Suku bunga domestik yang lebih rendah mempersempit selisih spread antara suku bunga domestik dan suku bunga internasional. Investasi akan keluar dari pasar domestik karena investor mencari pengembalian yang lebih tinggi di pasar global. Aliran keluar membuat mata uang domestik lebih lemah (depresiasi).
Sebaliknya, suku bunga domestik yang lebih tinggi akan mendorong aliran modal masuk (capital inflow) karena investor mencari pengembalian yang lebih tinggi di pasar domestik. Capital inflow membuat mata uang domestik lebih kuat (apresiasi).
Dampak depresiasi mata uang
Depresiasi membuat barang impor lebih mahal. Ini dapat menyebabkan inflasi impor jika produk asing sangat penting bagi perekonomian domestik.
Sebaliknya, depresiasi seharusnya meningkatkan ekspor. Itu karena orang asing akan meminta lebih banyak pada barang-barang domestik karena harga menjadi lebih murah bagi mereka.
Singkatnya, depresiasi menyebabkan impor lebih sedikit dan lebih banyak ekspor. Oleh karena itu, neraca perdagangan harus positif (surplus) dan mendorong pertumbuhan PDB riil domestik ( pertumbuhan ekonomi ).
Catatan penting
Namun, efek harga karena pergerakan nilai tukar tidak akan bertahan lama. Karena surplus perdagangan akan membuat nilai tukar terapresiasi. Ekonom sering menggambarkan fenomena ini melalui kurva J.

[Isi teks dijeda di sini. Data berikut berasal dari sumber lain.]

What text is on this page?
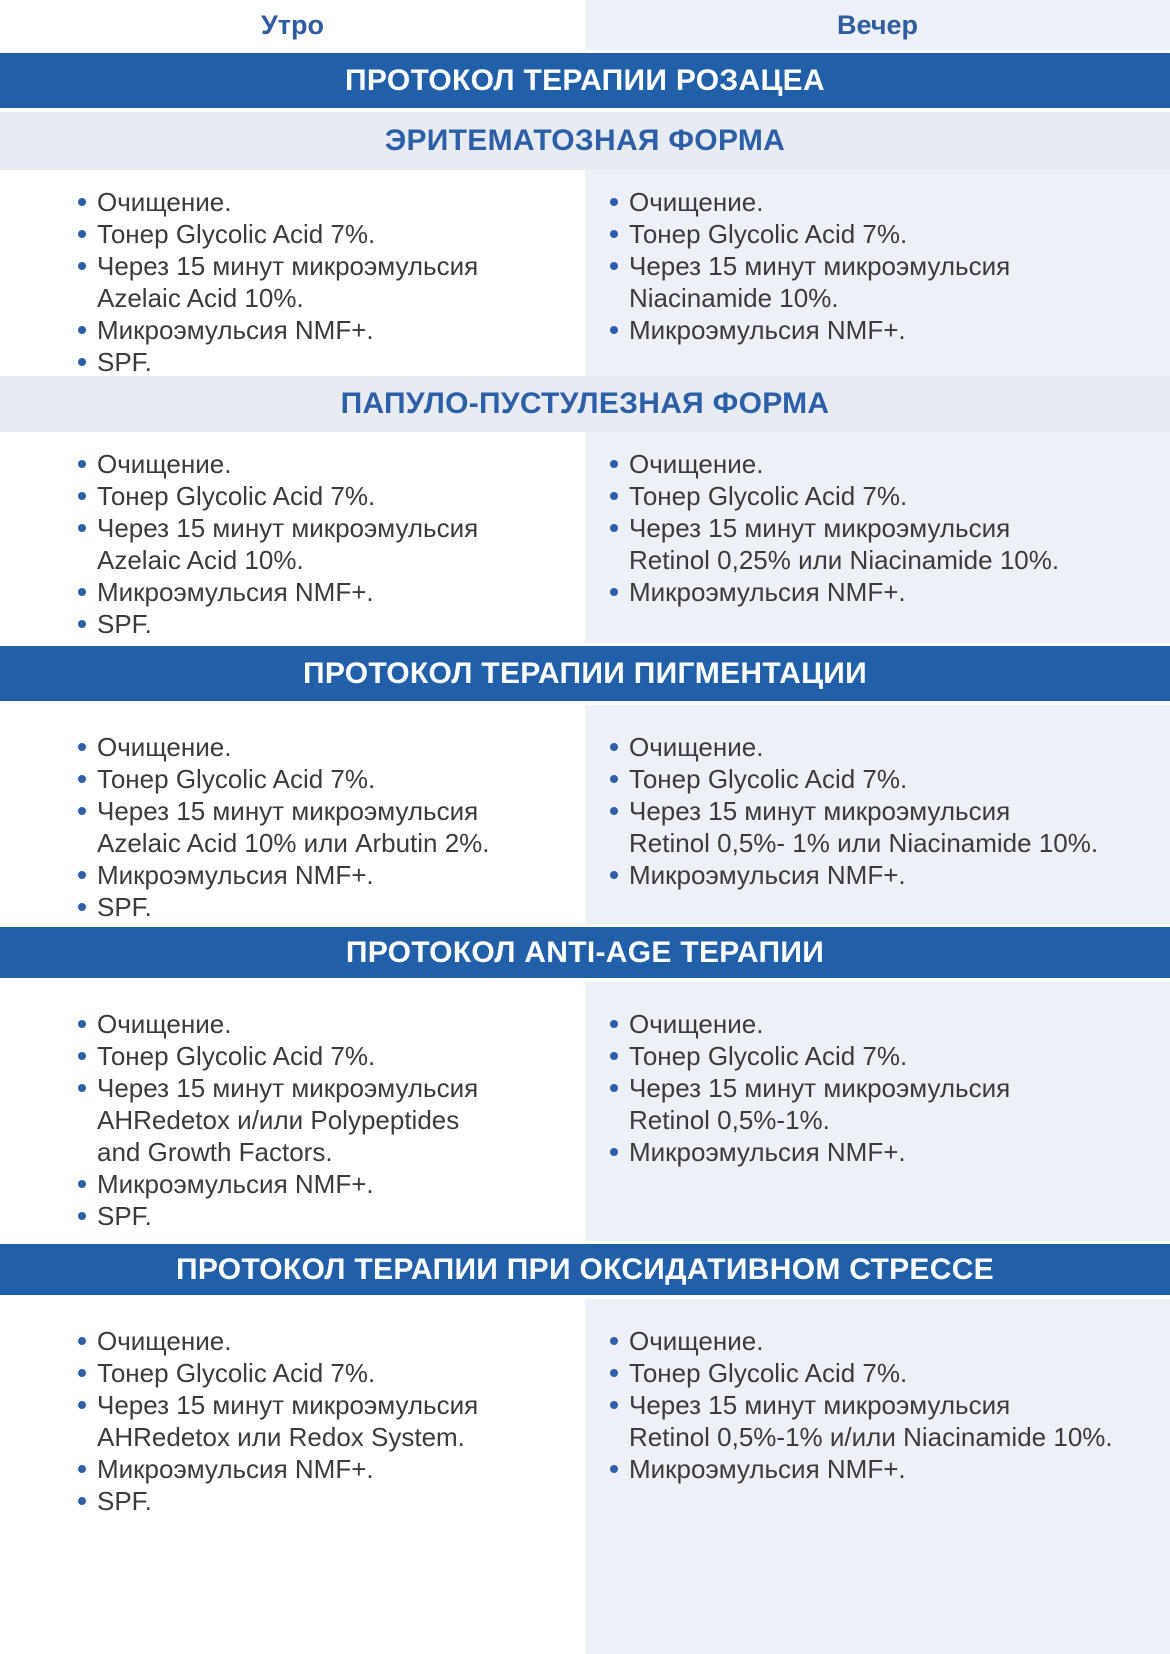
Утро	Вечер
ПРОТОКОЛ ТЕРАПИИ РОЗАЦЕА
ЭРИТЕМАТОЗНАЯ ФОРМА
Очищение.
Тонер Glycolic Acid 7%.
Через 15 минут микроэмульсия
Azelaic Acid 10%.
Микроэмульсия NMF+.
SPF.
Очищение.
Тонер Glycolic Acid 7%.
Через 15 минут микроэмульсия
Niacinamide 10%.
Микроэмульсия NMF+.
ПАПУЛО-ПУСТУЛЕЗНАЯ ФОРМА
Очищение.
Тонер Glycolic Acid 7%.
Через 15 минут микроэмульсия
Azelaic Acid 10%.
Микроэмульсия NMF+.
SPF.
Очищение.
Тонер Glycolic Acid 7%.
Через 15 минут микроэмульсия
Retinol 0,25% или Niacinamide 10%.
Микроэмульсия NMF+.
ПРОТОКОЛ ТЕРАПИИ ПИГМЕНТАЦИИ
Очищение.
Тонер Glycolic Acid 7%.
Через 15 минут микроэмульсия
Azelaic Acid 10% или Arbutin 2%.
Микроэмульсия NMF+.
SPF.
Очищение.
Тонер Glycolic Acid 7%.
Через 15 минут микроэмульсия
Retinol 0,5%- 1% или Niacinamide 10%.
Микроэмульсия NMF+.
ПРОТОКОЛ ANTI-AGE ТЕРАПИИ
Очищение.
Тонер Glycolic Acid 7%.
Через 15 минут микроэмульсия
AHRedetox и/или Polypeptides
and Growth Factors.
Микроэмульсия NMF+.
SPF.
Очищение.
Тонер Glycolic Acid 7%.
Через 15 минут микроэмульсия
Retinol 0,5%-1%.
Микроэмульсия NMF+.
ПРОТОКОЛ ТЕРАПИИ ПРИ ОКСИДАТИВНОМ СТРЕССЕ
Очищение.
Тонер Glycolic Acid 7%.
Через 15 минут микроэмульсия
AHRedetox или Redox System.
Микроэмульсия NMF+.
SPF.
Очищение.
Тонер Glycolic Acid 7%.
Через 15 минут микроэмульсия
Retinol 0,5%-1% и/или Niacinamide 10%.
Микроэмульсия NMF+.
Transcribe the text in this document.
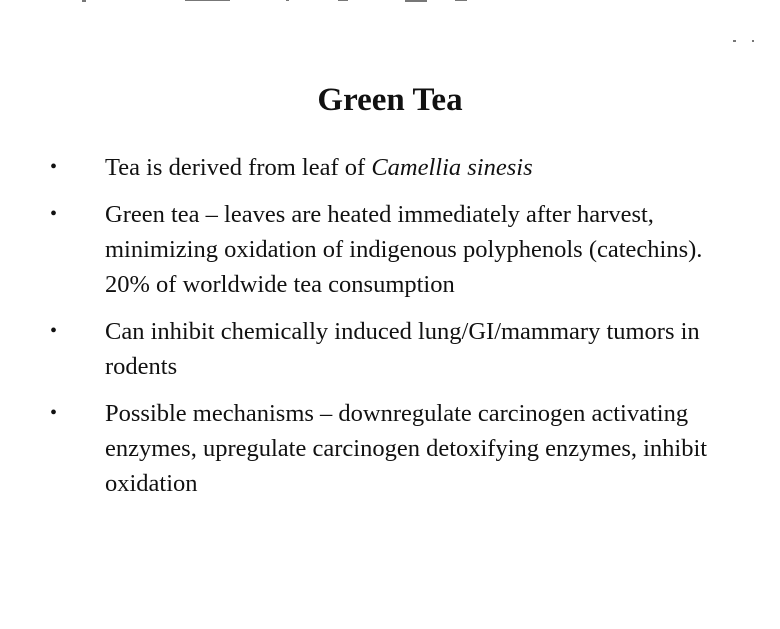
Green Tea
• Tea is derived from leaf of Camellia sinesis
• Green tea – leaves are heated immediately after harvest, minimizing oxidation of indigenous polyphenols (catechins). 20% of worldwide tea consumption
• Can inhibit chemically induced lung/GI/mammary tumors in rodents
• Possible mechanisms – downregulate carcinogen activating enzymes, upregulate carcinogen detoxifying enzymes, inhibit oxidation
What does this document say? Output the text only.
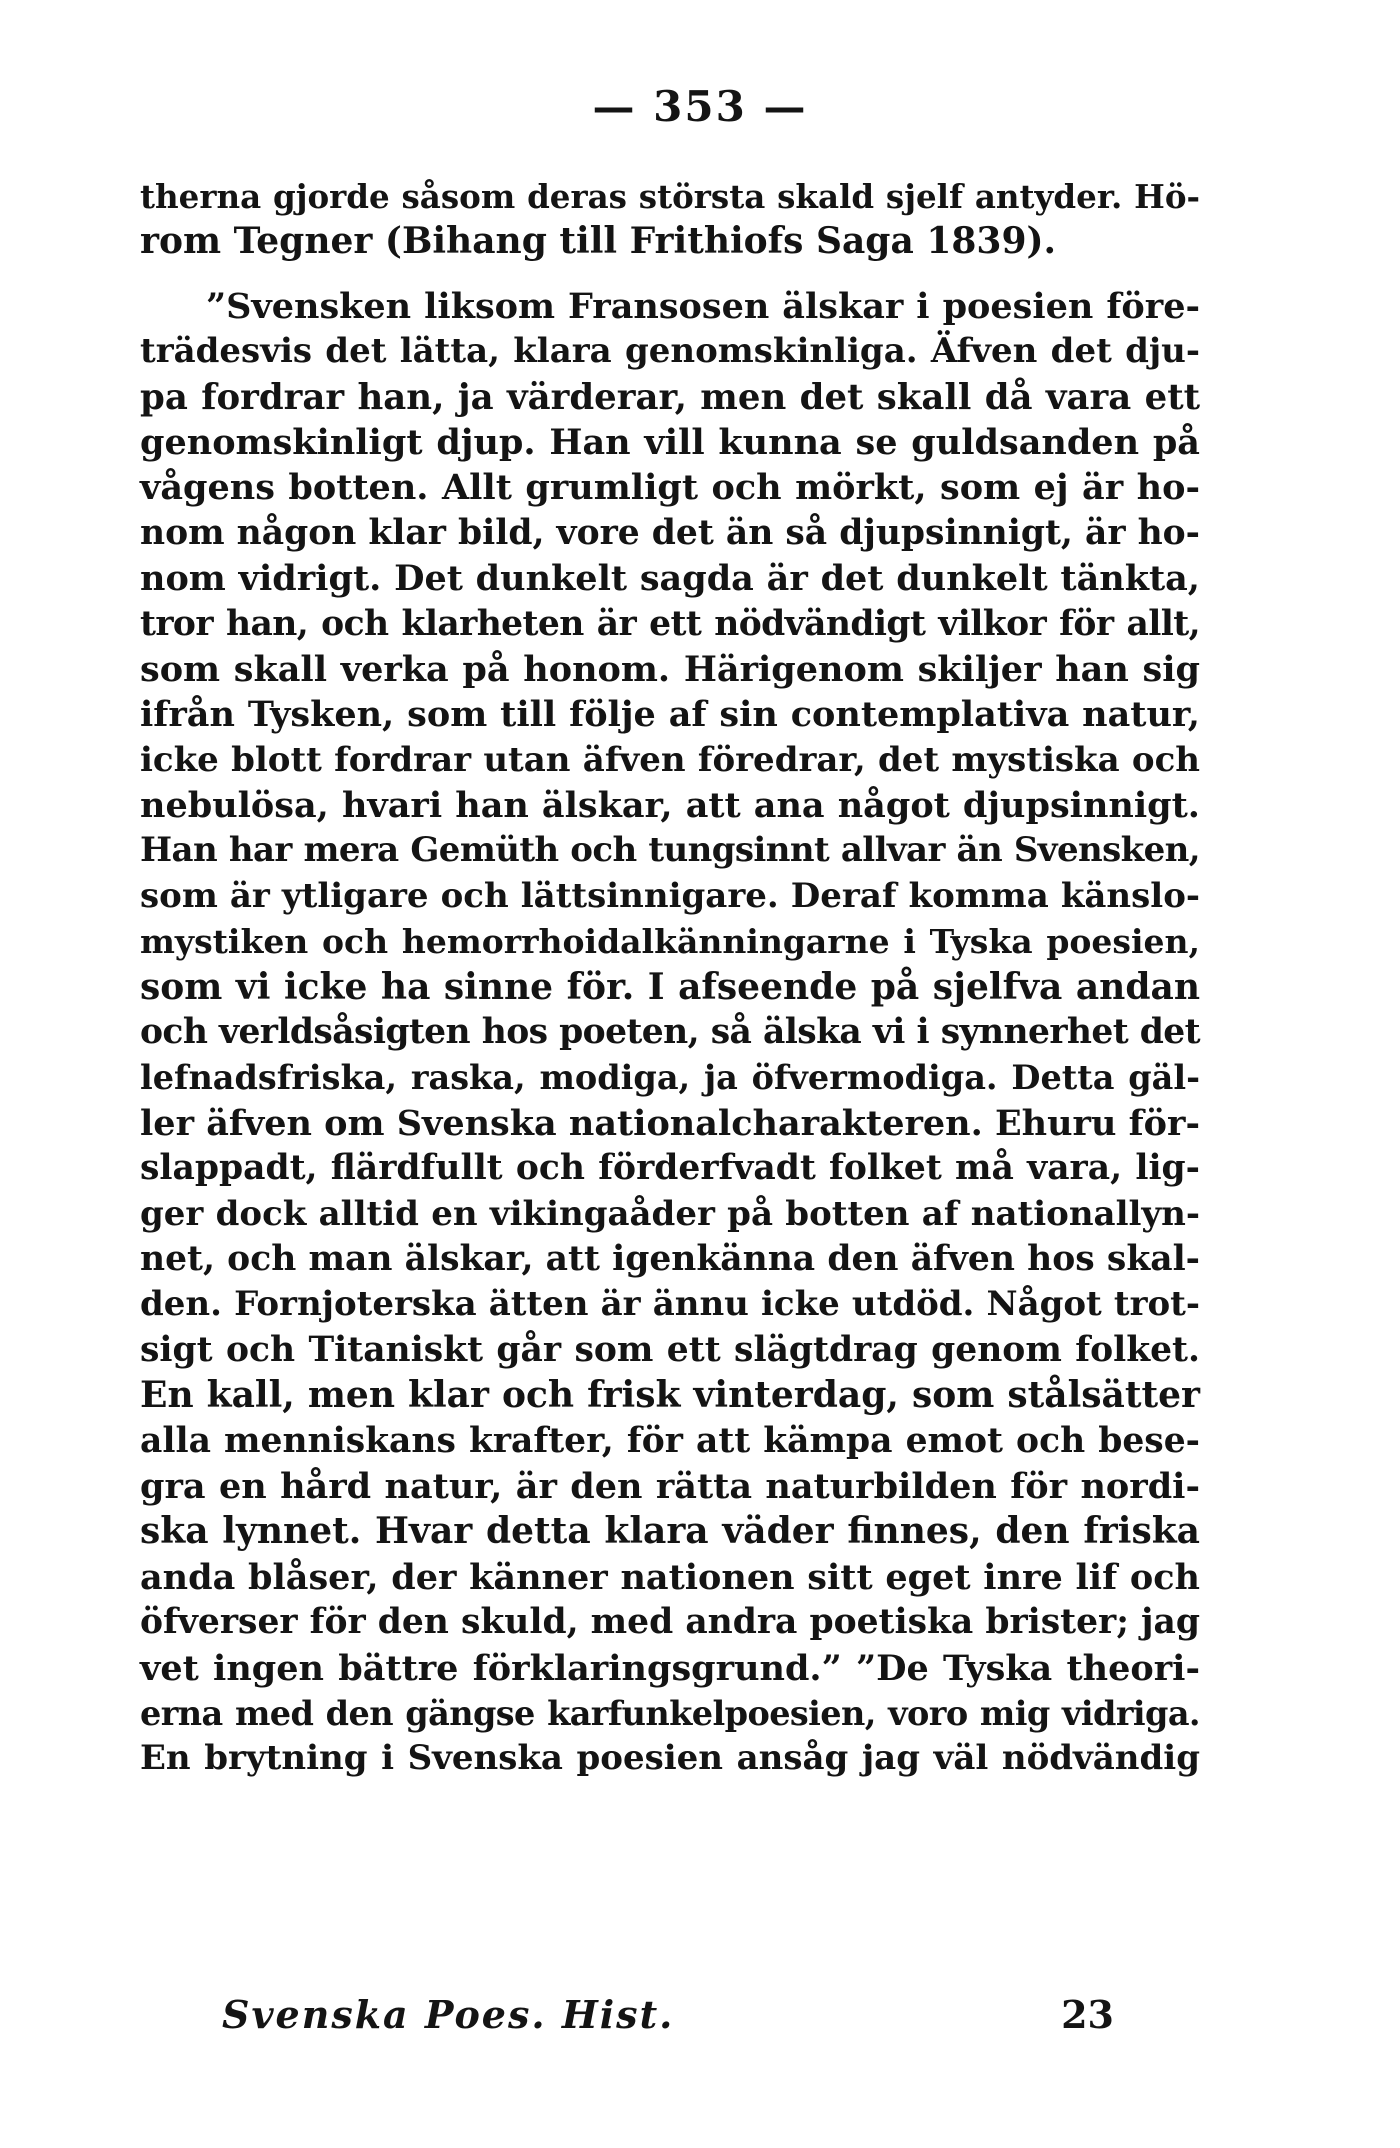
— 353 —
therna gjorde såsom deras största skald sjelf antyder. Hö-
rom Tegner (Bihang till Frithiofs Saga 1839).
”Svensken liksom Fransosen älskar i poesien före-
trädesvis det lätta, klara genomskinliga. Äfven det dju-
pa fordrar han, ja värderar, men det skall då vara ett
genomskinligt djup. Han vill kunna se guldsanden på
vågens botten. Allt grumligt och mörkt, som ej är ho-
nom någon klar bild, vore det än så djupsinnigt, är ho-
nom vidrigt. Det dunkelt sagda är det dunkelt tänkta,
tror han, och klarheten är ett nödvändigt vilkor för allt,
som skall verka på honom. Härigenom skiljer han sig
ifrån Tysken, som till följe af sin contemplativa natur,
icke blott fordrar utan äfven föredrar, det mystiska och
nebulösa, hvari han älskar, att ana något djupsinnigt.
Han har mera Gemüth och tungsinnt allvar än Svensken,
som är ytligare och lättsinnigare. Deraf komma känslo-
mystiken och hemorrhoidalkänningarne i Tyska poesien,
som vi icke ha sinne för. I afseende på sjelfva andan
och verldsåsigten hos poeten, så älska vi i synnerhet det
lefnadsfriska, raska, modiga, ja öfvermodiga. Detta gäl-
ler äfven om Svenska nationalcharakteren. Ehuru för-
slappadt, flärdfullt och förderfvadt folket må vara, lig-
ger dock alltid en vikingaåder på botten af nationallyn-
net, och man älskar, att igenkänna den äfven hos skal-
den. Fornjoterska ätten är ännu icke utdöd. Något trot-
sigt och Titaniskt går som ett slägtdrag genom folket.
En kall, men klar och frisk vinterdag, som stålsätter
alla menniskans krafter, för att kämpa emot och bese-
gra en hård natur, är den rätta naturbilden för nordi-
ska lynnet. Hvar detta klara väder finnes, den friska
anda blåser, der känner nationen sitt eget inre lif och
öfverser för den skuld, med andra poetiska brister; jag
vet ingen bättre förklaringsgrund.” ”De Tyska theori-
erna med den gängse karfunkelpoesien, voro mig vidriga.
En brytning i Svenska poesien ansåg jag väl nödvändig
Svenska Poes. Hist.	23
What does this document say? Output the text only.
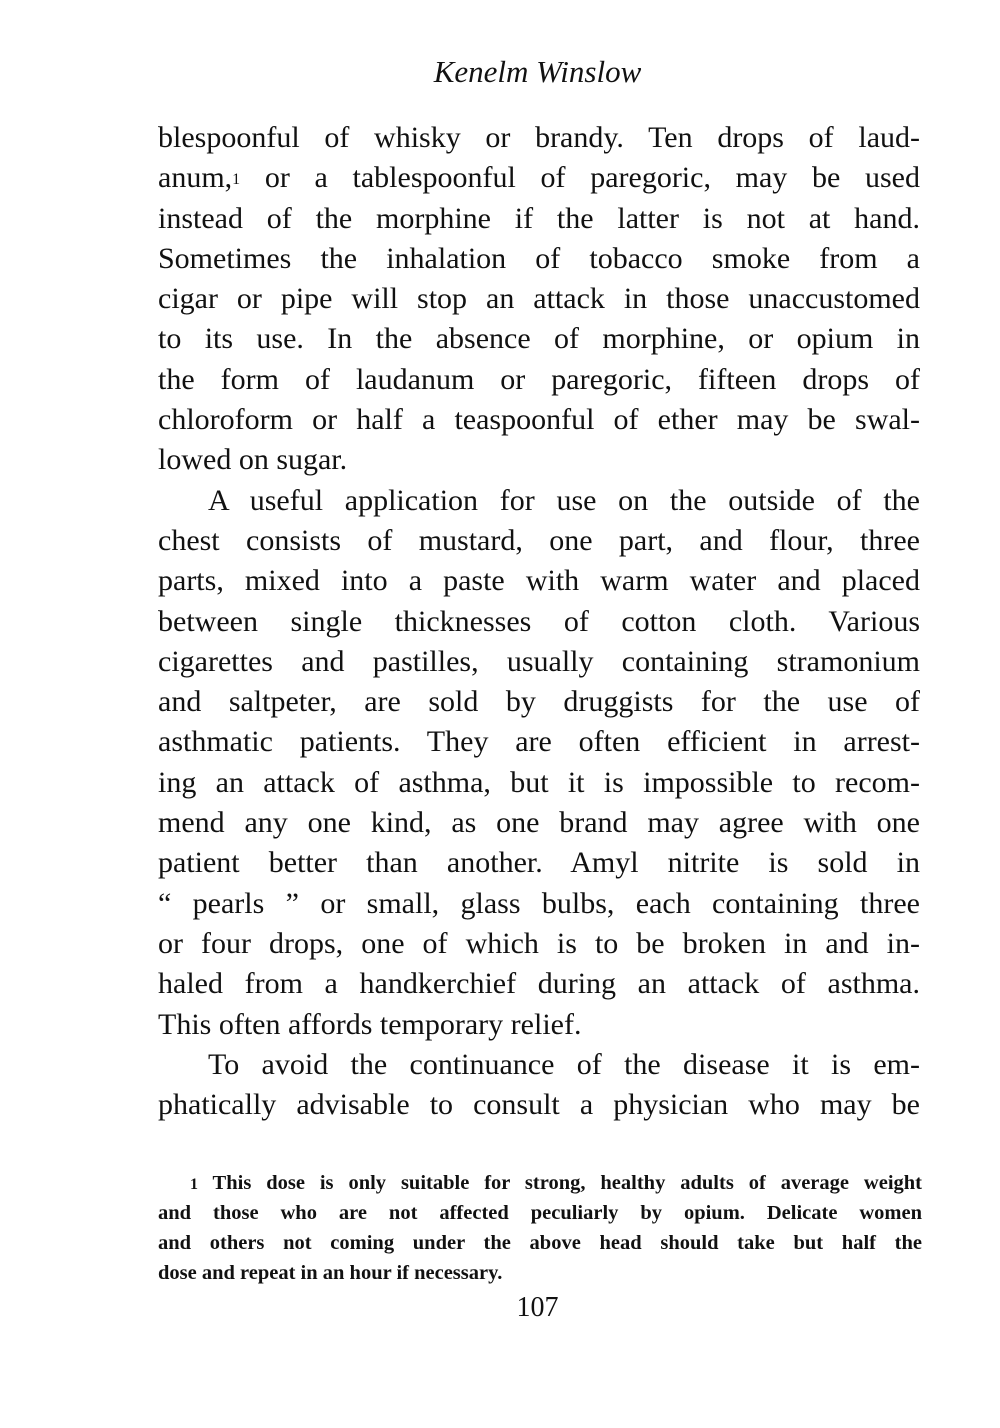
Kenelm Winslow
blespoonful of whisky or brandy. Ten drops of laud-
anum,$^1$ or a tablespoonful of paregoric, may be used
instead of the morphine if the latter is not at hand.
Sometimes the inhalation of tobacco smoke from a
cigar or pipe will stop an attack in those unaccustomed
to its use. In the absence of morphine, or opium in
the form of laudanum or paregoric, fifteen drops of
chloroform or half a teaspoonful of ether may be swal-
lowed on sugar.
A useful application for use on the outside of the
chest consists of mustard, one part, and flour, three
parts, mixed into a paste with warm water and placed
between single thicknesses of cotton cloth. Various
cigarettes and pastilles, usually containing stramonium
and saltpeter, are sold by druggists for the use of
asthmatic patients. They are often efficient in arrest-
ing an attack of asthma, but it is impossible to recom-
mend any one kind, as one brand may agree with one
patient better than another. Amyl nitrite is sold in
“ pearls ” or small, glass bulbs, each containing three
or four drops, one of which is to be broken in and in-
haled from a handkerchief during an attack of asthma.
This often affords temporary relief.
To avoid the continuance of the disease it is em-
phatically advisable to consult a physician who may be
$^1$ This dose is only suitable for strong, healthy adults of average weight
and those who are not affected peculiarly by opium. Delicate women
and others not coming under the above head should take but half the
dose and repeat in an hour if necessary.
107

Juga, dampak depresiasi nilai tukar mungkin tidak langsung. Itu karena faktor-faktor lain mempengaruhi ekspor dan impor, termasuk elastisitas permintaan barang dan jasa yang diperdagangkan, daya saing produk, pertumbuhan ekonomi global, dan pertumbuhan ekonomi domestik. Jadi ketika mata uang mengalami depresiasi, itu tidak selalu berarti bahwa negara tersebut akan melaporkan surplus perdagangan.